Enhancing the use of innovative finance in intermodal projects and
examining the financing techniques used in other major public infrastructure
investments are among the areas we are looking at. The challenge is to build on our successes to date, but not set
unrealistic expectations for the future.
A
particular focus is on the issue of private investment, an at-risk contribution
to a project with the expectation of repayment from project revenues – and a
return on investment – over time. Unlike much of the world, the provision of
roads and transit systems in the U.S. is almost completely a public sector
responsibility.
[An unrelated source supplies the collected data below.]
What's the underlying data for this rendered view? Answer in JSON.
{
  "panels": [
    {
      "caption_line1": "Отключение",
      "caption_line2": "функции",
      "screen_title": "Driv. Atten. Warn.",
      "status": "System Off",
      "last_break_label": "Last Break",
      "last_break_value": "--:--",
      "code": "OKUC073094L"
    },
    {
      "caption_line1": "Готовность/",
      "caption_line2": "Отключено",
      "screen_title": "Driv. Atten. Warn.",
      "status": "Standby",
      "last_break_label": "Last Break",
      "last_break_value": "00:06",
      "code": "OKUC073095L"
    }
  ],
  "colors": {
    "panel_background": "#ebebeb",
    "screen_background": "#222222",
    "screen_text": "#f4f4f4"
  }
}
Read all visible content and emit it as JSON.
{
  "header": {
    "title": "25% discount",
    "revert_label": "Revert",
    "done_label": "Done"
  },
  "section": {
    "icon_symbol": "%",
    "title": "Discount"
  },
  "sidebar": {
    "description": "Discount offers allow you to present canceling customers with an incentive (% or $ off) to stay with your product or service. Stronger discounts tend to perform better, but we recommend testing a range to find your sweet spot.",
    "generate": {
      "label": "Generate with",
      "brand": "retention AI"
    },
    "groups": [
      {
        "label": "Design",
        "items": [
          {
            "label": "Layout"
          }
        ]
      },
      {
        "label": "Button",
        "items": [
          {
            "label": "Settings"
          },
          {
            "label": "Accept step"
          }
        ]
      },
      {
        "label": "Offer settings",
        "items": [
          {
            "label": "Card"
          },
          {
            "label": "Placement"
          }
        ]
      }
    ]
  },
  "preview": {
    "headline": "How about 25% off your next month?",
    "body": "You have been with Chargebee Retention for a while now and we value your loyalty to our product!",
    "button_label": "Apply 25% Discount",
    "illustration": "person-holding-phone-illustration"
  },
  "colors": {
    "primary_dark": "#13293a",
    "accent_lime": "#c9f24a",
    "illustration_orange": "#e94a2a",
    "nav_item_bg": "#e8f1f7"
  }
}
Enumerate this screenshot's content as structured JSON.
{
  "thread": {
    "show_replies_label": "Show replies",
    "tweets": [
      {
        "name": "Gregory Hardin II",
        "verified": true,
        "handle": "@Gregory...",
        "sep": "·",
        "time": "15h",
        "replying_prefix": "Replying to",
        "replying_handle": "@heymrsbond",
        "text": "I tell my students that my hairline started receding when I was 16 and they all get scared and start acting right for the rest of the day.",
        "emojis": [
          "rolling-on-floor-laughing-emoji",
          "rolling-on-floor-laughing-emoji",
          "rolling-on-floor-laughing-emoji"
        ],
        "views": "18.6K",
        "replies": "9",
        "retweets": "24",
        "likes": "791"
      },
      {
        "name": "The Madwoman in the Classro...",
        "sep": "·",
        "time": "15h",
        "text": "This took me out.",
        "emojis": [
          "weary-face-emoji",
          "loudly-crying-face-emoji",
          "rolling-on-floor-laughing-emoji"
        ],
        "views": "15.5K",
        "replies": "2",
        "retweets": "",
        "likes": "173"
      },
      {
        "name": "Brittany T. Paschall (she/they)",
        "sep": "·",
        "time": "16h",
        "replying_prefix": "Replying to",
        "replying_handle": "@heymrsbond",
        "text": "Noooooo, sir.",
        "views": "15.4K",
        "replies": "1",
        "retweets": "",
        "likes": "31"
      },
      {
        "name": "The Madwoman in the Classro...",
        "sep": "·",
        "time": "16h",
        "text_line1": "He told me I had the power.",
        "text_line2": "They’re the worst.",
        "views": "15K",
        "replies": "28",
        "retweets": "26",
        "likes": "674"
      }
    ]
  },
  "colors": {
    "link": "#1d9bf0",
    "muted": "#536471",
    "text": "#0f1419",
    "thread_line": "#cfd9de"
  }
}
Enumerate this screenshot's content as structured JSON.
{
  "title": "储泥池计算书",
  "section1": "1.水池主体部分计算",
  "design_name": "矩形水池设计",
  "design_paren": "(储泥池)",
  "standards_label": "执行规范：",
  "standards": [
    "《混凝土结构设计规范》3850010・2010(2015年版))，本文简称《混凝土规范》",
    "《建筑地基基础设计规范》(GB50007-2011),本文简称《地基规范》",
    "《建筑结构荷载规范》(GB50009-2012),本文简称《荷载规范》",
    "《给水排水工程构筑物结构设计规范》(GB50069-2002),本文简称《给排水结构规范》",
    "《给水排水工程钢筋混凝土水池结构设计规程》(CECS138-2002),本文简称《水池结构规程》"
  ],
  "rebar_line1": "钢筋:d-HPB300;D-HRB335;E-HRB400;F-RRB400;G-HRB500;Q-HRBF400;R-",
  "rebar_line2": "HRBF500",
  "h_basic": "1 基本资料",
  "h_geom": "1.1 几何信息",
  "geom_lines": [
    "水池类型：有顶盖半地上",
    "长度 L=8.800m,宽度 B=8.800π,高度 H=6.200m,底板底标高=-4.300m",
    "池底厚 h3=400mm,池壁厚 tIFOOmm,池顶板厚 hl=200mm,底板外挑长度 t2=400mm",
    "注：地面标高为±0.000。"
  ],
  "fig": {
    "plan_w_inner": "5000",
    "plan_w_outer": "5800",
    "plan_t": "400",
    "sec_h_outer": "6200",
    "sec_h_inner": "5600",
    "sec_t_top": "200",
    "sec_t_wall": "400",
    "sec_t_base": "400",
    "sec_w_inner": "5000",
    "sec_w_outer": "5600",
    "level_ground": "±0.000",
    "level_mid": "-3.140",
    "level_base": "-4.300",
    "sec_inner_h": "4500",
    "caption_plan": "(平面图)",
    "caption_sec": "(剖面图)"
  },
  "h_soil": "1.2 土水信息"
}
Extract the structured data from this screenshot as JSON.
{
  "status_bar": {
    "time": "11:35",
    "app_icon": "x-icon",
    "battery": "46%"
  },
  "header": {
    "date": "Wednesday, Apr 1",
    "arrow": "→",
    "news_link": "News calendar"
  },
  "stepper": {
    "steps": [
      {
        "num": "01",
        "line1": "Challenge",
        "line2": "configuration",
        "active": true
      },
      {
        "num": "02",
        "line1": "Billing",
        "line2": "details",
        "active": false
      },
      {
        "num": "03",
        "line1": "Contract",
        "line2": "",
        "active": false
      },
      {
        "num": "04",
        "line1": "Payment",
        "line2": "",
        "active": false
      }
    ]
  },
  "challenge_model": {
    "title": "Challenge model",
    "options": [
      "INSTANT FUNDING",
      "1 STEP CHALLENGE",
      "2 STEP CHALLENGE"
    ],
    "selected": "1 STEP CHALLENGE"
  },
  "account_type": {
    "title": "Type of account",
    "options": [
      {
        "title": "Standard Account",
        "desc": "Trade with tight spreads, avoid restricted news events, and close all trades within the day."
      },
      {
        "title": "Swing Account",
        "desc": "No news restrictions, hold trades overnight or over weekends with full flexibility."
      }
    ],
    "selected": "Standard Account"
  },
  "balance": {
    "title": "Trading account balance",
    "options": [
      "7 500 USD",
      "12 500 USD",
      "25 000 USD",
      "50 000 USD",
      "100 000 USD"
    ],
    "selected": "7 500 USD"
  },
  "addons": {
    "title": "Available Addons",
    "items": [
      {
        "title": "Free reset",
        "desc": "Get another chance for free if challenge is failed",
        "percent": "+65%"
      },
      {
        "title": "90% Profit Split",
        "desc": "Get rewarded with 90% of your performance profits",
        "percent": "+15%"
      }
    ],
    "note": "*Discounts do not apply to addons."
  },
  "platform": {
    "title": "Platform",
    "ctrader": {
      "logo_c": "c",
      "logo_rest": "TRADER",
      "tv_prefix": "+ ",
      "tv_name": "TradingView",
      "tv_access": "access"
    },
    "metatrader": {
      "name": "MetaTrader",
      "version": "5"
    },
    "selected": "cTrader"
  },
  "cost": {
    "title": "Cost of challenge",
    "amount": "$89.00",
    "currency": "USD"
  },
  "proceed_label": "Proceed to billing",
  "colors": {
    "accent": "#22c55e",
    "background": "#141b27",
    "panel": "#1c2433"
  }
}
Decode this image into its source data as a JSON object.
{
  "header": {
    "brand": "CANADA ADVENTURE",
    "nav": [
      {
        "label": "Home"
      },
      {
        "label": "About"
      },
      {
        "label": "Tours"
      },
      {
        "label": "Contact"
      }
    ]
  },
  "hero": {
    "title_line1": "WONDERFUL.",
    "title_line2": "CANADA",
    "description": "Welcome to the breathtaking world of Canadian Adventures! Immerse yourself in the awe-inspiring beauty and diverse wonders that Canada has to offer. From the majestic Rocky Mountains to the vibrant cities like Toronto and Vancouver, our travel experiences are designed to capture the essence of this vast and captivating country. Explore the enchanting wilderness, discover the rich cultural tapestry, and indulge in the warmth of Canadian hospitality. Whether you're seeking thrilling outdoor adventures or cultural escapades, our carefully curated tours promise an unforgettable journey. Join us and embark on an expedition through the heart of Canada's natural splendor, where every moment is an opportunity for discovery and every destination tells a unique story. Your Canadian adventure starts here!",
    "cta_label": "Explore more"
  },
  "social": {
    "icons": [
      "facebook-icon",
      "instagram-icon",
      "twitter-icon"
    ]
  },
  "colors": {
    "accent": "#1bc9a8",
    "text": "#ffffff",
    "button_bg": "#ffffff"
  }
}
As has been often
pointed out, our system of tax-exempt financing means that the public cost of
capital is significantly less expensive than for a private entity. Many public works sectors in the U.S. permit
private firms to gain access to tax-exempt capital for the construction of
public infrastructure. Legislation has
been introduced previously to confer this opportunity to a limited number of
highway projects. Before the Department
would consider any proposed amendment to the Internal Revenue Code, it would
first consult with the Department of the Treasury.
One
transportation sector with a high degree of private participation, which
deserves a higher profile among public transportation planners and policy
makers, concerns the movement of freight.
Supporting the efficiency of commercial freight transportation continues
to be a cornerstone of the Department’s vision for America’s transportation
system. ISTEA and TEA-21 legislation
gave us many tools to bring this vision to reality, and our experience has
given us new ideas for programs that will get us even closer to our goal of a
seamless transportation network. Greater
investments in transportation infrastructure and wider use of information
technology will certainly be required to achieve this goal.
The activity of SIBs in many States indicates that this program is ready to move beyond its pilot phase to become a permanent feature of the innovative finance landscape.
The
Department looks forward to working with our partners in State DOTs,
metropolitan planning organizations, and private industry to apply innovative
funding strategies that extend the financial means of our individual
stakeholders. And we look forward to
working with the Congress to craft the next surface transportation
legislation. Working together, the
Administration, the Congress, States and localities and the private sector can
preserve, enhance, and establish surface transportation programs that will
result in increased mobility, safety and prosperity for all Americans.
Thank you for the
opportunity to testify before you today.
I would be happy to answer any questions you may have.